Construction and Instructions: Basting gave me more control over the fabric.  In addition, because I didn’t want to damage the fabric by ripping out poor quality top-stitching, I hand top-stitched the lower hem and armhole facings with a running stitch.  I also hand stitched the “stitch in the ditch” part of the Hong Kong seams.  It was a lot of work, but I got a superior look than if I had done it with the machine.  I enjoy hand work – find it peaceful, as long as my hand-stitching sessions don’t last too long.

Hand-stitching on the hem.

In general, the instructions were quite good – though I can see why some over on Pattern Review had issues.  The front and back are joined with sharp right angles to the yoke/at the shoulders.  (Basting really helped me here, getting the angles just right.)  Later, you fold the shawl collar and stitch-in-ditch to the shoulder neckline. I think it would have been better to clarify exactly how this is done.  When you stitch in the ditch to that seam, you’ll have a 5/8″overlap if you follow the fold line from the pattern (which I did and preferred).
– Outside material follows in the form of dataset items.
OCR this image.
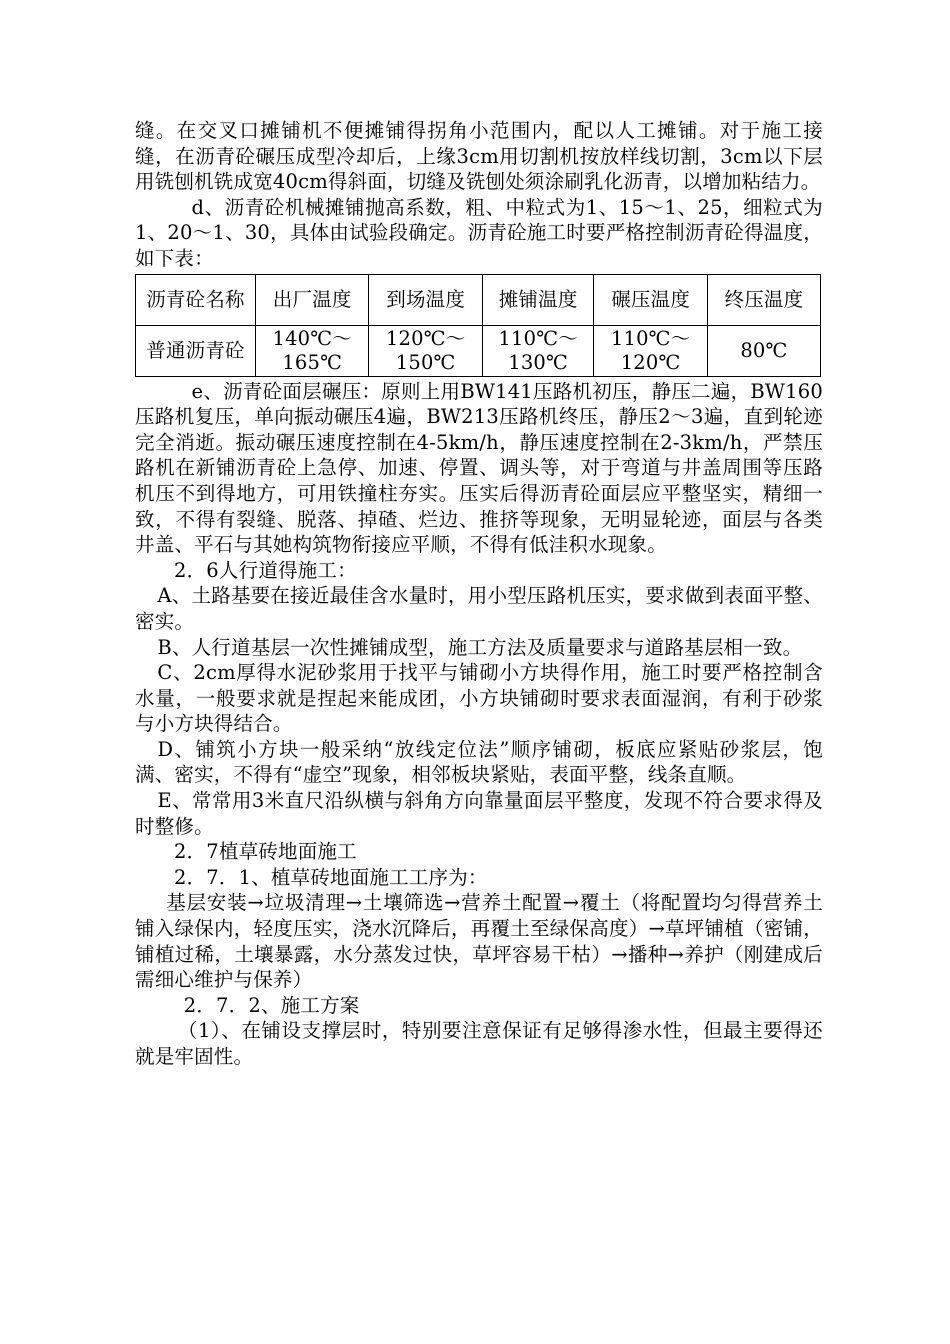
缝。在交叉口摊铺机不便摊铺得拐角小范围内，配以人工摊铺。对于施工接缝，在沥青砼碾压成型冷却后，上缘3cm用切割机按放样线切割，3cm以下层用铣刨机铣成宽40cm得斜面，切缝及铣刨处须涂刷乳化沥青，以增加粘结力。

d、沥青砼机械摊铺抛高系数，粗、中粒式为1、15～1、25，细粒式为1、20～1、30，具体由试验段确定。沥青砼施工时要严格控制沥青砼得温度，如下表：

沥青砼名称	出厂温度	到场温度	摊铺温度	碾压温度	终压温度
普通沥青砼	140℃～165℃	120℃～150℃	110℃～130℃	110℃～120℃	80℃

e、沥青砼面层碾压：原则上用BW141压路机初压，静压二遍，BW160压路机复压，单向振动碾压4遍，BW213压路机终压，静压2～3遍，直到轮迹完全消逝。振动碾压速度控制在4-5km/h，静压速度控制在2-3km/h，严禁压路机在新铺沥青砼上急停、加速、停置、调头等，对于弯道与井盖周围等压路机压不到得地方，可用铁撞柱夯实。压实后得沥青砼面层应平整坚实，精细一致，不得有裂缝、脱落、掉碴、烂边、推挤等现象，无明显轮迹，面层与各类井盖、平石与其她构筑物衔接应平顺，不得有低洼积水现象。

2．6人行道得施工：

A、土路基要在接近最佳含水量时，用小型压路机压实，要求做到表面平整、密实。

B、人行道基层一次性摊铺成型，施工方法及质量要求与道路基层相一致。

C、2cm厚得水泥砂浆用于找平与铺砌小方块得作用，施工时要严格控制含水量，一般要求就是捏起来能成团，小方块铺砌时要求表面湿润，有利于砂浆与小方块得结合。

D、铺筑小方块一般采纳“放线定位法”顺序铺砌，板底应紧贴砂浆层，饱满、密实，不得有“虚空”现象，相邻板块紧贴，表面平整，线条直顺。

E、常常用3米直尺沿纵横与斜角方向靠量面层平整度，发现不符合要求得及时整修。

2．7植草砖地面施工

2．7．1、植草砖地面施工工序为：

基层安装→垃圾清理→土壤筛选→营养土配置→覆土（将配置均匀得营养土铺入绿保内，轻度压实，浇水沉降后，再覆土至绿保高度）→草坪铺植（密铺，铺植过稀，土壤暴露，水分蒸发过快，草坪容易干枯）→播种→养护（刚建成后需细心维护与保养）

2．7．2、施工方案

（1）、在铺设支撑层时，特别要注意保证有足够得渗水性，但最主要得还就是牢固性。
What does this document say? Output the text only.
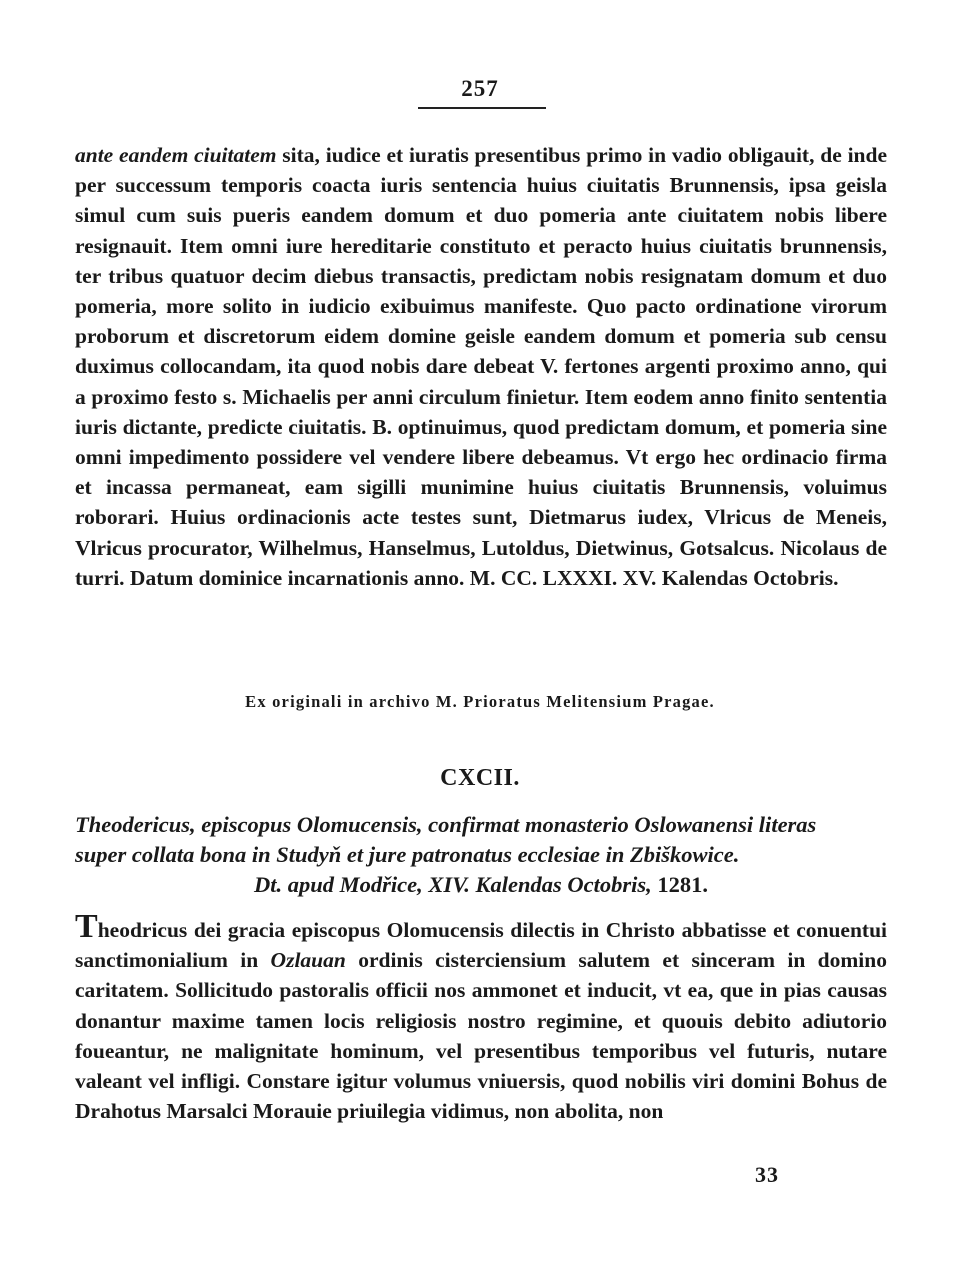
257
ante eandem ciuitatem sita, iudice et iuratis presentibus primo in vadio obligauit, de inde per successum temporis coacta iuris sentencia huius ciuitatis Brunnensis, ipsa geisla simul cum suis pueris eandem domum et duo pomeria ante ciuitatem nobis libere resignauit. Item omni iure hereditarie constituto et peracto huius ciuitatis brunnensis, ter tribus quatuor decim diebus transactis, predictam nobis resignatam domum et duo pomeria, more solito in iudicio exibuimus manifeste. Quo pacto ordinatione virorum proborum et discretorum eidem domine geisle eandem domum et pomeria sub censu duximus collocandam, ita quod nobis dare debeat V. fertones argenti proximo anno, qui a proximo festo s. Michaelis per anni circulum finietur. Item eodem anno finito sententia iuris dictante, predicte ciuitatis. B. optinuimus, quod predictam domum, et pomeria sine omni impedimento possidere vel vendere libere debeamus. Vt ergo hec ordinacio firma et incassa permaneat, eam sigilli munimine huius ciuitatis Brunnensis, voluimus roborari. Huius ordinacionis acte testes sunt, Dietmarus iudex, Vlricus de Meneis, Vlricus procurator, Wilhelmus, Hanselmus, Lutoldus, Dietwinus, Gotsalcus. Nicolaus de turri. Datum dominice incarnationis anno. M. CC. LXXXI. XV. Kalendas Octobris.
Ex originali in archivo M. Prioratus Melitensium Pragae.
CXCII.
Theodericus, episcopus Olomucensis, confirmat monasterio Oslowanensi literas
super collata bona in Studyň et jure patronatus ecclesiae in Zbiškowice.
Dt. apud Modřice, XIV. Kalendas Octobris, 1281.
Theodricus dei gracia episcopus Olomucensis dilectis in Christo abbatisse et conuentui sanctimonialium in Ozlauan ordinis cisterciensium salutem et sinceram in domino caritatem. Sollicitudo pastoralis officii nos ammonet et inducit, vt ea, que in pias causas donantur maxime tamen locis religiosis nostro regimine, et quouis debito adiutorio foueantur, ne malignitate hominum, vel presentibus temporibus vel futuris, nutare valeant vel infligi. Constare igitur volumus vniuersis, quod nobilis viri domini Bohus de Drahotus Marsalci Morauie priuilegia vidimus, non abolita, non
33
Several people had issues with a wonky and unprofessional hemline.  I think this is due to the instructions not being exactly clear – it’s almost as if they copied/pasted the instructions over from the binding.  It’s a facing, not a binding, so the raw edges should be aligned (not said, but if you note they ask you to trim said edges in the next step.)  Then the superfluous line, “trim raw edge of binding close to stitching” could lead to confusion.  There is no raw edge if you complete a facing, as it’s encased by the top-stitching, and it’s not a binding.   The instruction doesn’t belong there.

Last, it has you press, but don’t press the fold line.  I did, and you can see from the pictures that I need to press that out from the shoulders down.

In all, this is an easy top, but for one or two places.

Fitting: Several reviewers suggested this ran small – was tight across the back.  I made it in a size 12, my regular size these days.  The muslin, which has less give, suggested a ever so slightly snug fit.  I did nothing to adjust here, and in the silk, I don’t feel any snugness.  I’m happy with the fit.  I do suspect that you could have a wardrobe malfunction if you don’t watch your posture in this top.  I’ll be wearing it with jeans tonight, and we’ll see how many times my husband points out the lack of modesty…

What I learned: Basting is my friend.  It’s much easier to sew a basted seam than a pinned one.  Takes a little more time, but I didn’t rip out a single seam, so maybe it doesn’t take more time.  I will say to be super careful pulling out the basting; I damaged the fabric as you can see in the picture.  Black is hard to photograph – and it also hides mistakes.  I also learned to take my time.  I need to sew more often to work on my skills, but I was pretty pleased with the quality of my hand-stitching – not perfect, but I’m gaining the confidence to tackle more difficult items… like the jacket, which is next (after two other things on the sewing table).

Ack! I pulled a thread on the fabric!

This looks better on, than on the dressform, and black is very difficult to photograph.

Fuzzy, and you can’t really tell how it looks, but it does look fine untucked with jeans.  I’ll be wearing this tonight with jeans and a tan leather jacket.